David Crosby è un mito del rock. E’ sulla scena da mezzo secolo, ne ha passate di tutti i colori, è sopravvissuto, come ha raccontato a Mojo qualche mese fa, a tre malattie potenzialmente mortali, e tra pochi giorni sarà in Italia per tre date di un tour solista, che passerà da Roma, Lucca e Como, rispettivamente il 6, 9 e 10 dicembre. Naturalmente a Lucca ci sarò anch’io, e il bellissimo teatro del Giglio, lo stesso in cui ho visto e sentito Marianne Faithfull a ottobre, è andato esaurito molti mesi fa, poche ore dopo l’apertura delle prevendite. Probabilmente nessuno, a cominciare dagli organizzatori, se lo aspettava, anche perché l’ultimo passaggio di Crosby in città, insieme a Nash e Stills, risale a quattro anni fa, non propriamente un secolo.
Per spiegare questo exploit, alla storia personale del fondatore dei Byrds, che oltre alla carriera solista è stato ovviamente vertice del triangolo con Stephen Stills e Graham Nash prima e colonna del quartetto con Neil Young dopo, va aggiunto l’ottimo risultato dell’album uscito all’inizio del 2014, Croz, che lo ha riportato, oltre che nei negozi con una novità dopo undici anni, sulla bocca e nella mente di tanti appassionati. Che hanno ascoltato il disco, lo hanno comprato (per quel poco che si compra nel 2014), ne hanno parlato, e sono corsi a prenotare i biglietti per questi live. Per la serata di Como c’è ancora, mentre scrivo, qualche posto libero, quindi fate in tempo a conquistare una poltroncina, e ve lo consiglio sulla fiducia.
Croz è un disco maturo (e non potrebbe essere altrimenti visto che l’autore è nato nel 1941), che alterna momenti di cantautorato folk-rock di ottima fattura ad altri (Holding On To Nothing con la tromba di Wynton Marsalis) in cui le influenze jazz si fanno spazio e danno un surplus di libertà espressiva. La voce di David è segnata dagli anni in modo naturale, ma è ancora valida. Quello che sognano i fans, naturalmente, è una reunion che comprenda anche Neil Young, che, stuzzicato più volte sull’argomento, non sembra avere in programma questa mossa in tempi brevi, continuando ad alternare produzioni solitarie a dischi e tour con i Crazy Horse. Nel 2014 però è uscito lo splendido cofanetto-testimonianza del tour del 1974 marcato CSN&Y, costellato di perle, tra cui spicca la celebre composizione di Crosby, “Almost Cut My Hair”, uno dei pezzi più amati in assoluto del quartetto, premiata da una performance strepitosa dell’autore.

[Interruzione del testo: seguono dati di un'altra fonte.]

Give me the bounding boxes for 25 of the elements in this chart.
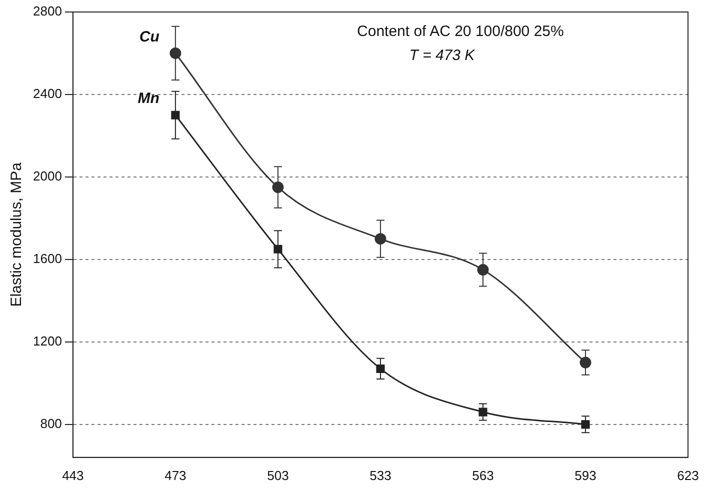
y-tick-label: 1600 [33,251,62,266]
point [478,408,488,416]
x-tick-label: 533 [370,468,392,483]
y-tick-label: 1200 [33,334,62,349]
y-tick-label: 2800 [33,4,62,19]
x-tick-label: 623 [677,468,699,483]
point [477,264,489,276]
annotation: T = 473 K [409,47,476,64]
point [374,233,386,245]
x-tick-label: 473 [164,468,186,483]
annotation: Content of AC 20 100/800 25% [357,23,564,40]
y-tick-label: 2400 [33,86,62,102]
x-tick-label: 563 [472,468,494,483]
point [580,356,592,368]
point [272,182,284,194]
series-label: Mn [138,90,160,108]
point [581,420,590,429]
y-axis-title: Elastic modulus, MPa [8,162,26,307]
y-tick-label: 800 [40,416,62,431]
series-label: Cu [139,28,160,46]
x-tick-label: 593 [574,468,596,483]
x-tick-label: 443 [62,468,84,483]
y-tick-label: 2000 [33,168,62,184]
point [170,47,182,59]
x-tick-label: 503 [267,468,289,483]
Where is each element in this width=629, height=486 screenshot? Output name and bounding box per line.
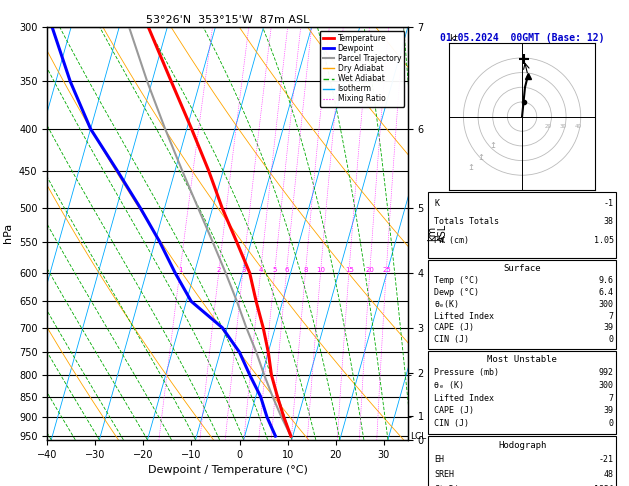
Text: -21: -21 [599, 455, 614, 465]
Text: 30: 30 [560, 124, 567, 129]
Text: Temp (°C): Temp (°C) [435, 276, 479, 285]
Text: 300: 300 [599, 381, 614, 390]
Text: 182°: 182° [594, 485, 614, 486]
Text: 1: 1 [178, 267, 182, 273]
Text: PW (cm): PW (cm) [435, 236, 469, 245]
Text: LCL: LCL [410, 432, 426, 441]
Text: 8: 8 [304, 267, 308, 273]
Text: CAPE (J): CAPE (J) [435, 324, 474, 332]
Text: 3: 3 [241, 267, 245, 273]
Bar [428, 436, 616, 486]
Text: 0: 0 [609, 335, 614, 344]
Text: Lifted Index: Lifted Index [435, 394, 494, 402]
Text: 6.4: 6.4 [599, 288, 614, 297]
Text: 39: 39 [604, 324, 614, 332]
Text: 2: 2 [217, 267, 221, 273]
Bar [428, 260, 616, 349]
Text: 20: 20 [545, 124, 552, 129]
Text: 6: 6 [284, 267, 289, 273]
Text: Most Unstable: Most Unstable [487, 355, 557, 364]
Text: ↥: ↥ [467, 163, 474, 173]
Y-axis label: hPa: hPa [3, 223, 13, 243]
Text: Surface: Surface [503, 264, 541, 273]
Text: 40: 40 [574, 124, 581, 129]
Bar [428, 351, 616, 434]
X-axis label: Dewpoint / Temperature (°C): Dewpoint / Temperature (°C) [148, 465, 308, 475]
Text: StmDir: StmDir [435, 485, 464, 486]
Text: 20: 20 [365, 267, 374, 273]
Text: 39: 39 [604, 406, 614, 416]
Text: Lifted Index: Lifted Index [435, 312, 494, 321]
Y-axis label: km
ASL: km ASL [426, 224, 448, 243]
Text: kt: kt [448, 34, 458, 43]
Text: 25: 25 [382, 267, 391, 273]
Text: Hodograph: Hodograph [498, 441, 546, 450]
Text: 01.05.2024  00GMT (Base: 12): 01.05.2024 00GMT (Base: 12) [440, 33, 604, 43]
Text: θₑ (K): θₑ (K) [435, 381, 464, 390]
Text: 0: 0 [609, 419, 614, 428]
Text: CIN (J): CIN (J) [435, 419, 469, 428]
Text: 9.6: 9.6 [599, 276, 614, 285]
Text: 38: 38 [604, 217, 614, 226]
Text: 7: 7 [609, 394, 614, 402]
Text: 7: 7 [609, 312, 614, 321]
Text: 48: 48 [604, 470, 614, 479]
Text: θₑ(K): θₑ(K) [435, 300, 459, 309]
Text: Dewp (°C): Dewp (°C) [435, 288, 479, 297]
Bar [428, 192, 616, 258]
Text: CIN (J): CIN (J) [435, 335, 469, 344]
Text: 15: 15 [345, 267, 353, 273]
Text: 992: 992 [599, 368, 614, 377]
Text: EH: EH [435, 455, 444, 465]
Text: 10: 10 [316, 267, 325, 273]
Text: ↥: ↥ [489, 141, 496, 150]
Text: 300: 300 [599, 300, 614, 309]
Text: 1.05: 1.05 [594, 236, 614, 245]
Legend: Temperature, Dewpoint, Parcel Trajectory, Dry Adiabat, Wet Adiabat, Isotherm, Mi: Temperature, Dewpoint, Parcel Trajectory… [320, 31, 404, 106]
Text: 5: 5 [273, 267, 277, 273]
Text: 4: 4 [259, 267, 263, 273]
Text: Pressure (mb): Pressure (mb) [435, 368, 499, 377]
Text: CAPE (J): CAPE (J) [435, 406, 474, 416]
Text: Totals Totals: Totals Totals [435, 217, 499, 226]
Title: 53°26'N  353°15'W  87m ASL: 53°26'N 353°15'W 87m ASL [146, 15, 309, 25]
Text: SREH: SREH [435, 470, 454, 479]
Text: K: K [435, 199, 439, 208]
Text: ↥: ↥ [477, 153, 484, 162]
Text: -1: -1 [604, 199, 614, 208]
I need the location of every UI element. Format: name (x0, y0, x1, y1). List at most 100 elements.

Tra i capolavori della carriera ci sono naturalmente i dischi dei Byrds usciti tra il 1965 e il 1967, anno in cui Crosby lasciò la band: Mr Tambourine Man, Turn, Turn Turn!, Fifth Dimension e Younger Than Yesterday. Il 1971 invece è l’anno dell’esordio solista, If I Could Only Remember My Name, all’epoca bocciato da una critica cieca, che vedeva la partecipazione di una lista infinita di stelle, cominciando dagli stessi Stills, Nash e Young, passando Joni Mitchell, per Jack Casady, Paul Kantner, Jorma Kaukonen e Grace Slick dei Jefferson Airplane e arrivando fino a Jerry Garcia, Mickey Hart e Phil Lesh dei Grateful Dead, tanto per citare qualche nome.
Da quel primo Lp a nome suo, che non può mancare in nessuna collezione rispettabile, sono passati quarantatré anni, gli stessi che ho io, e per dargli un seguito il nostro ci mise quasi un ventennio. La discografia in studio vede soltanto altri tre titoli: Oh Yes I Can del 1989, Thounsand Roads del 1993 e appunto Croz del 2014, pubblicato a ventun anni di distanza dal predecessore. Insomma, la dimensione solista non è mai stata quella in cui Crosby si è sentito più a suo agio, e anche per questo i concerti di fine autunno sono particolarmente attesi. Del resto David nella stessa intervista in cui si definiva una specie di sopravvissuto, aveva spiegato: “Ho intenzione di sfruttare i pochi anni che mi rimangono per suonare e cantare meglio che posso”. Che dire? Buon lavoro, e prenditela comoda, Croz.